Meskipun ingin membatasi aktivitasnya pada perdagangan, perusahaan ini juga masuk ke dalam politik lokal di Jawa dan di tempat lain. VOC ikut campur uruan kerajaan, menjadi penengah dalam sengketa kerajaan dan dalam konflik antara persaingan penguasa.
Membuat VOC secara tidak langsung muncul sebagai entitas politik utama di nusantara. Sejak tahun 1602-1799, VOC mempekerjakan hampir satu juga penduduk Eropa dikirim ke Asia. Menggunakan sekitar 4785 kapal dagang menuju Asia dan membawa 2,5 juta ton barang dagang.
Kesuksesan VOC di Indonesia membuatnya menerbitkan saham pertama di dunia.
Di bawah kepemimpinan jenderal Jan Pieterzoon Coen dan penerusnya, Anthony van Diemen (1636-1645), dan Joan Maetsuyker (1653-1678).
Kemudian mendirikan pusat dagang di Asia di kota Jayakarta yang kemudian diubah menjadi Batavia, diberikan hak dagang oleh kesultanan Banten. Oleh Gubernur Jenderal Pieter Both menjadikan Jayakarta sebagai pusat administrasi, dan mengubahnya menjadi kota dagang terbesar dengan benteng dan pelabuhan.
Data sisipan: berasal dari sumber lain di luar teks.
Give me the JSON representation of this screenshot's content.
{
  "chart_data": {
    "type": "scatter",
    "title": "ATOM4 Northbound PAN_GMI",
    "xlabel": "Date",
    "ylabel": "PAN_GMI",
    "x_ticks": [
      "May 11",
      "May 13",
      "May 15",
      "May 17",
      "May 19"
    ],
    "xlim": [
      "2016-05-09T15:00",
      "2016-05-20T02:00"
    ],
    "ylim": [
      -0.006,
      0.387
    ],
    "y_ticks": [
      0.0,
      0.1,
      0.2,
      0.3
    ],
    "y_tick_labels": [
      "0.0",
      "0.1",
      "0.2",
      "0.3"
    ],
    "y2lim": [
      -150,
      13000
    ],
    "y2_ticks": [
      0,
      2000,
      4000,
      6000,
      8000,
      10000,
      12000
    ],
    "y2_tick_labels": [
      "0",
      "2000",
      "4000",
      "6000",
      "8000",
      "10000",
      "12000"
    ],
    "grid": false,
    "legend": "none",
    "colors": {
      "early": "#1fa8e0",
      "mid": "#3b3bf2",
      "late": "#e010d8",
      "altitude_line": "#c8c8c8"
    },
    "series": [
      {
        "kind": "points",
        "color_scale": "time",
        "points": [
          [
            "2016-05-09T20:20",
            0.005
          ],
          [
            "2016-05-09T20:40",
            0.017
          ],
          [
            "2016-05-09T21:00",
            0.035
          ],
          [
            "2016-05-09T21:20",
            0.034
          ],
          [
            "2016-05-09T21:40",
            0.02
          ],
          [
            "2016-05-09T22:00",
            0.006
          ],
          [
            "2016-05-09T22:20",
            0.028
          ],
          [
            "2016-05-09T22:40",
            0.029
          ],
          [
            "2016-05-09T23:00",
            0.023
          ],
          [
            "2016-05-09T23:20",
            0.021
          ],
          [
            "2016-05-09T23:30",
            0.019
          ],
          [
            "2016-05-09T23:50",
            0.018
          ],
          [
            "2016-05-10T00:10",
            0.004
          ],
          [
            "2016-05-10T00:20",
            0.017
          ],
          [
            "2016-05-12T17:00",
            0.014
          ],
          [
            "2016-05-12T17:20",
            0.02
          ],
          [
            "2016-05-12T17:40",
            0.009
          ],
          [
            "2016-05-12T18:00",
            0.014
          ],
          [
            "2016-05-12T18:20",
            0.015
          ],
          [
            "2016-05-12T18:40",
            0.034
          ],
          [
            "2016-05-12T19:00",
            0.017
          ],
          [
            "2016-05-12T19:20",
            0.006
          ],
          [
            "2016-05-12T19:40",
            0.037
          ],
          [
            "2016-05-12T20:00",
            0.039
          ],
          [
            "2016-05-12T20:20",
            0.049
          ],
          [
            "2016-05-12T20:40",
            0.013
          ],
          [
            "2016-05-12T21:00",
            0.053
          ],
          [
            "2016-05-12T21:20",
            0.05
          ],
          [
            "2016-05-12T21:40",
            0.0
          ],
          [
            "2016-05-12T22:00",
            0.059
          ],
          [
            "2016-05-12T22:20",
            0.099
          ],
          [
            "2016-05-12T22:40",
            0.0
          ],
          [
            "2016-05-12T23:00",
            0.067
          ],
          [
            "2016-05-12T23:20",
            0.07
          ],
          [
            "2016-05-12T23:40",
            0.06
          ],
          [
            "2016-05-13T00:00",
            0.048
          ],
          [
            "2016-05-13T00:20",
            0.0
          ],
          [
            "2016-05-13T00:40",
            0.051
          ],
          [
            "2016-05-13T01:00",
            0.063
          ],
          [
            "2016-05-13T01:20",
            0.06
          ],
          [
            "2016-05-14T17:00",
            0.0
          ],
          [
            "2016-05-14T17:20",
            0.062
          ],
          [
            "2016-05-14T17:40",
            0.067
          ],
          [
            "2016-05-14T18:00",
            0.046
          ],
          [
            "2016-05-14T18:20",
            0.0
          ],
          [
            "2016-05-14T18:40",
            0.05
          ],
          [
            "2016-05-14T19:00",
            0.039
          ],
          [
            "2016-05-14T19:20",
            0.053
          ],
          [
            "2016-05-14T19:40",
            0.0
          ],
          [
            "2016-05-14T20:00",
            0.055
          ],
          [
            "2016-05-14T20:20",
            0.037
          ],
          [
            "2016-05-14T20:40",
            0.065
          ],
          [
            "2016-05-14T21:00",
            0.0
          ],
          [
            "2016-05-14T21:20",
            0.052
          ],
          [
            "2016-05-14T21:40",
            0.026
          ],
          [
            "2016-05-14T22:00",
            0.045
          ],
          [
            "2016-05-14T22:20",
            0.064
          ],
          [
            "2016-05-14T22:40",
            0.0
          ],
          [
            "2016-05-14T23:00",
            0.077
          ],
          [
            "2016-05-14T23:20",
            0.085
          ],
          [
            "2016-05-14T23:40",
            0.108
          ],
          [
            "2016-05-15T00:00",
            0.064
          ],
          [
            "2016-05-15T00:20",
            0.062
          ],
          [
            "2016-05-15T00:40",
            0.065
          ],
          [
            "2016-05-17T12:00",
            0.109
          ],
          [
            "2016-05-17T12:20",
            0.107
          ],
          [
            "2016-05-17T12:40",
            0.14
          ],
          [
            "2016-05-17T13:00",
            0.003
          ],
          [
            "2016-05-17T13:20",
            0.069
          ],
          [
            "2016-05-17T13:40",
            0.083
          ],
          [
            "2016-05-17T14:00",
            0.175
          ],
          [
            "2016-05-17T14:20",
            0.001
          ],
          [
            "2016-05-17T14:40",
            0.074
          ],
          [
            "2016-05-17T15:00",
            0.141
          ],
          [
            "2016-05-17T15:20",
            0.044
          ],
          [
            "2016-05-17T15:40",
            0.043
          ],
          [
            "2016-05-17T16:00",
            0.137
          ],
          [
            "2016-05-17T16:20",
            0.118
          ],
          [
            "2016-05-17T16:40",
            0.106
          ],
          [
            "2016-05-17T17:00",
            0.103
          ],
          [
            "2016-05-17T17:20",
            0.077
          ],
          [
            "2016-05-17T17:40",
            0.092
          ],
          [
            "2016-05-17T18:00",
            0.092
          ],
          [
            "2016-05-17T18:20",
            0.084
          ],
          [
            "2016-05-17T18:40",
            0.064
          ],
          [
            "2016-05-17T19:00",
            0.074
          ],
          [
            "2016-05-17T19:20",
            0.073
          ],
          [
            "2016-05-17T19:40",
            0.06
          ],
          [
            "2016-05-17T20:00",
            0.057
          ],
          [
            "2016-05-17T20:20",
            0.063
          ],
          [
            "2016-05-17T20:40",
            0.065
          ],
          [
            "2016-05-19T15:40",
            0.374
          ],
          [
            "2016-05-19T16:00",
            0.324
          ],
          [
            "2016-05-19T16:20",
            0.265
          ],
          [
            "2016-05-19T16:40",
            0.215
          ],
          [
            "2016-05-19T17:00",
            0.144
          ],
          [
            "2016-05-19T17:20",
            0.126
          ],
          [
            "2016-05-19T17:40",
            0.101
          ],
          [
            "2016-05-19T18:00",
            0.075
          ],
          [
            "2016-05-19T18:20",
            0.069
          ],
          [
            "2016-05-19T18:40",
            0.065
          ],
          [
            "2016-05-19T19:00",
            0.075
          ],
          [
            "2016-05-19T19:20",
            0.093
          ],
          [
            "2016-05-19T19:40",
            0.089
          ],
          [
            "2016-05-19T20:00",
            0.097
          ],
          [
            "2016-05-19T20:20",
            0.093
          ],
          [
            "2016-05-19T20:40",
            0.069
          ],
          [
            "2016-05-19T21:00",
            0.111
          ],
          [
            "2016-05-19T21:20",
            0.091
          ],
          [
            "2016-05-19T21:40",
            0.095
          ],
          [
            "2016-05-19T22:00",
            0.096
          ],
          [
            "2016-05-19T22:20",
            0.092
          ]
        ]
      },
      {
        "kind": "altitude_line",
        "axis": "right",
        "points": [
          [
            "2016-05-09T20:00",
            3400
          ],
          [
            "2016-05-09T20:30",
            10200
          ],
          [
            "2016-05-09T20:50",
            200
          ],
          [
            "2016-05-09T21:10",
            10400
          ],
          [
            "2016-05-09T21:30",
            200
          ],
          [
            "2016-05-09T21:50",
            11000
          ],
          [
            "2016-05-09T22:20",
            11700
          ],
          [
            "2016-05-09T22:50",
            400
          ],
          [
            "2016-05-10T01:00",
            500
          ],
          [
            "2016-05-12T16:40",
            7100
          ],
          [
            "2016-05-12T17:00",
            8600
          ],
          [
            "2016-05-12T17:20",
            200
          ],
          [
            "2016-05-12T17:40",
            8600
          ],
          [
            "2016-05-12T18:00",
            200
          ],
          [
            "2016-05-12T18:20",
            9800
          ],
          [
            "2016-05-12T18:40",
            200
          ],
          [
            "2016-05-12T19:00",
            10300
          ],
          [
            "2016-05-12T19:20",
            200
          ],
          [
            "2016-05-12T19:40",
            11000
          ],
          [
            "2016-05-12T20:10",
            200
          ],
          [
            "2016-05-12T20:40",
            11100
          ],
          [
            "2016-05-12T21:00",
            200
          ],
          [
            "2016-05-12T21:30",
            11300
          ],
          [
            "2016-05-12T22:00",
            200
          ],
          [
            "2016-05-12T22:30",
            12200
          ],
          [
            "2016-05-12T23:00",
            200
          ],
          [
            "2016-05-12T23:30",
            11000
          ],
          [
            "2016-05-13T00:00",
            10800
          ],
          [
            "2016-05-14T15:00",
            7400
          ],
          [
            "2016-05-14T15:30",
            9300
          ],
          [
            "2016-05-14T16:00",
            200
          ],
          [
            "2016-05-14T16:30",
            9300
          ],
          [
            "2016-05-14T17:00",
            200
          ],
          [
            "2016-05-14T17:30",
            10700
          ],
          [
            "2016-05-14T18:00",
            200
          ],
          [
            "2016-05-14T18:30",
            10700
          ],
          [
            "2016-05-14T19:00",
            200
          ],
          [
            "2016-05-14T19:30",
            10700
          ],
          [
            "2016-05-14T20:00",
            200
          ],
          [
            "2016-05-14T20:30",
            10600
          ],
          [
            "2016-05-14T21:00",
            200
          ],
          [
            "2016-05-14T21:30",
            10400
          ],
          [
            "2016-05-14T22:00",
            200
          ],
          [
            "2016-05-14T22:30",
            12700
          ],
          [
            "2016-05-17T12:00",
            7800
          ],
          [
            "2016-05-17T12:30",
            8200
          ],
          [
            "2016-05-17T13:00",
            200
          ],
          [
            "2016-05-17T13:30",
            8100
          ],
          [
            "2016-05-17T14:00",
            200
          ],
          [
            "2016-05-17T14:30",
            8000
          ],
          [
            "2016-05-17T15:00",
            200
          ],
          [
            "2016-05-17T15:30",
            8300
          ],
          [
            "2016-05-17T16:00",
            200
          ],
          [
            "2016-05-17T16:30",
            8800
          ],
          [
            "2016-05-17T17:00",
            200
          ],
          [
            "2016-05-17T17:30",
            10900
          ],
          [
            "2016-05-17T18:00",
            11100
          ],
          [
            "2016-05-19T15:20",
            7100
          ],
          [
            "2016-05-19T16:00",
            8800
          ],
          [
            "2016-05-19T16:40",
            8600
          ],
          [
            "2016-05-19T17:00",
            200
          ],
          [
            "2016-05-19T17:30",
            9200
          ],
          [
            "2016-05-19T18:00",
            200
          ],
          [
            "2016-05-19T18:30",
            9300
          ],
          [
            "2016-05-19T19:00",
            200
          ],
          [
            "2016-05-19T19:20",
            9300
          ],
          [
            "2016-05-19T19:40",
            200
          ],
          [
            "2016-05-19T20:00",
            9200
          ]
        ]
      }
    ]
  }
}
Tak hanya di Batavia, VOC juga memantapkan dirinya di dekat Jepang, menjadi satu-satunya perusahaan yang diizinkan berdagang di sepanjang Malabar Cost di India, menyingkirkan Portugis, di Sri Lanka, dan Tanjung Harapan Afrika Selatan, dan seluruh Asia.
Untuk melancarkan monopoli komersilnya, VOC juga mendirikan pabrik perusahaan untuk pengumpulan hasil dan menekan para penguasa perorangan untuk berbisnis.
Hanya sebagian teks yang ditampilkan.